The first wind power plant in Bosnia and Herzegovina (BiH) became operational eight years after the start of construct was announced on the Mesihovina hill near Tomislavgrad.
The wind farm is made up of 22 windmills with generators producing more than 165 Gigawatt hours of electricity a year. This is one tenth of the electricity produced by its Mostar-based owner, the electricity generator and supplier EP HZHB.
The project has cost around €82 million. The bulk of it was secured through a loan from the German Development Bank (KfW) which signed a loan contract with EP HZHB worth around €72 million in 2010. The bank also gave €1 million as a grant and EP HZHB provided the remaining money.
The wind farm was supposed to become operational by the end of 2013 and would start paying back the loan. However, due to public procurement issues, the bank agreed to prolong a grace period until the end of 2015.
In 2016, the project finally got its start when EP HZHB and consortium Siemens Wind Power A/S Denmark and Siemens Wind Power LLC Croatia signed a contract about the procurement, delivery and construction of 22 wind turbines worth around €72 million.

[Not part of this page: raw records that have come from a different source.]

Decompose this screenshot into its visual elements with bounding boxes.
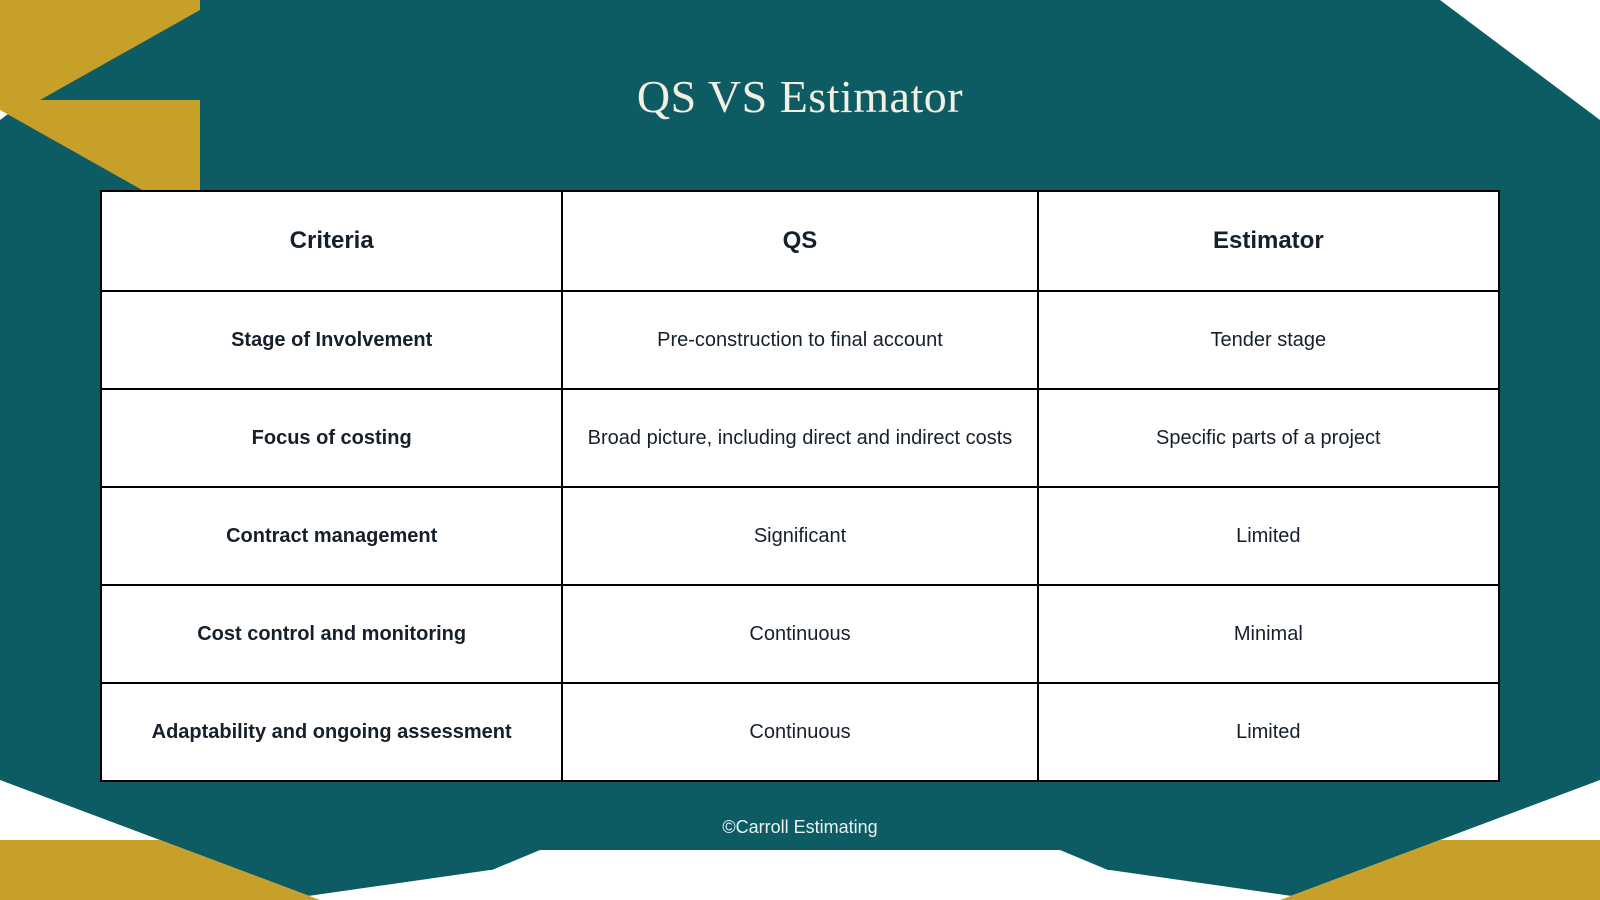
cell-est: Specific parts of a project [1038,389,1499,487]
table-row: Stage of Involvement Pre-construction to… [101,291,1499,389]
bottom-center-notch [420,850,1180,900]
cell-criteria: Adaptability and ongoing assessment [101,683,562,781]
th-qs: QS [562,191,1037,291]
comparison-table-wrap: Criteria QS Estimator Stage of Involveme… [100,190,1500,780]
cell-qs: Pre-construction to final account [562,291,1037,389]
th-estimator: Estimator [1038,191,1499,291]
cell-criteria: Focus of costing [101,389,562,487]
cell-criteria: Cost control and monitoring [101,585,562,683]
cell-est: Minimal [1038,585,1499,683]
table-row: Cost control and monitoring Continuous M… [101,585,1499,683]
cell-qs: Continuous [562,683,1037,781]
cell-est: Tender stage [1038,291,1499,389]
cell-qs: Significant [562,487,1037,585]
table-header-row: Criteria QS Estimator [101,191,1499,291]
th-criteria: Criteria [101,191,562,291]
cell-criteria: Contract management [101,487,562,585]
table-row: Adaptability and ongoing assessment Cont… [101,683,1499,781]
cell-est: Limited [1038,683,1499,781]
cell-qs: Continuous [562,585,1037,683]
copyright-footer: ©Carroll Estimating [0,817,1600,838]
table-row: Focus of costing Broad picture, includin… [101,389,1499,487]
cell-est: Limited [1038,487,1499,585]
cell-criteria: Stage of Involvement [101,291,562,389]
cell-qs: Broad picture, including direct and indi… [562,389,1037,487]
comparison-table: Criteria QS Estimator Stage of Involveme… [100,190,1500,782]
table-row: Contract management Significant Limited [101,487,1499,585]
slide-stage: QS VS Estimator Criteria QS Estimator St… [0,0,1600,900]
slide-title: QS VS Estimator [0,70,1600,123]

The Mesihovina Project was introduced to the public in 2006, and a concession contract with Canton 10 was signed three years later. In 2010 the then president of the BiH Federation Borjana Krišto from Croatian Democratic Union BiH, broke ground for the project on the windy promontory above the Duvno Meadows. After the new management was installed in EP HZHB, led by managers from Croatian opposition parties, the original site was neglected and the project was slowed down.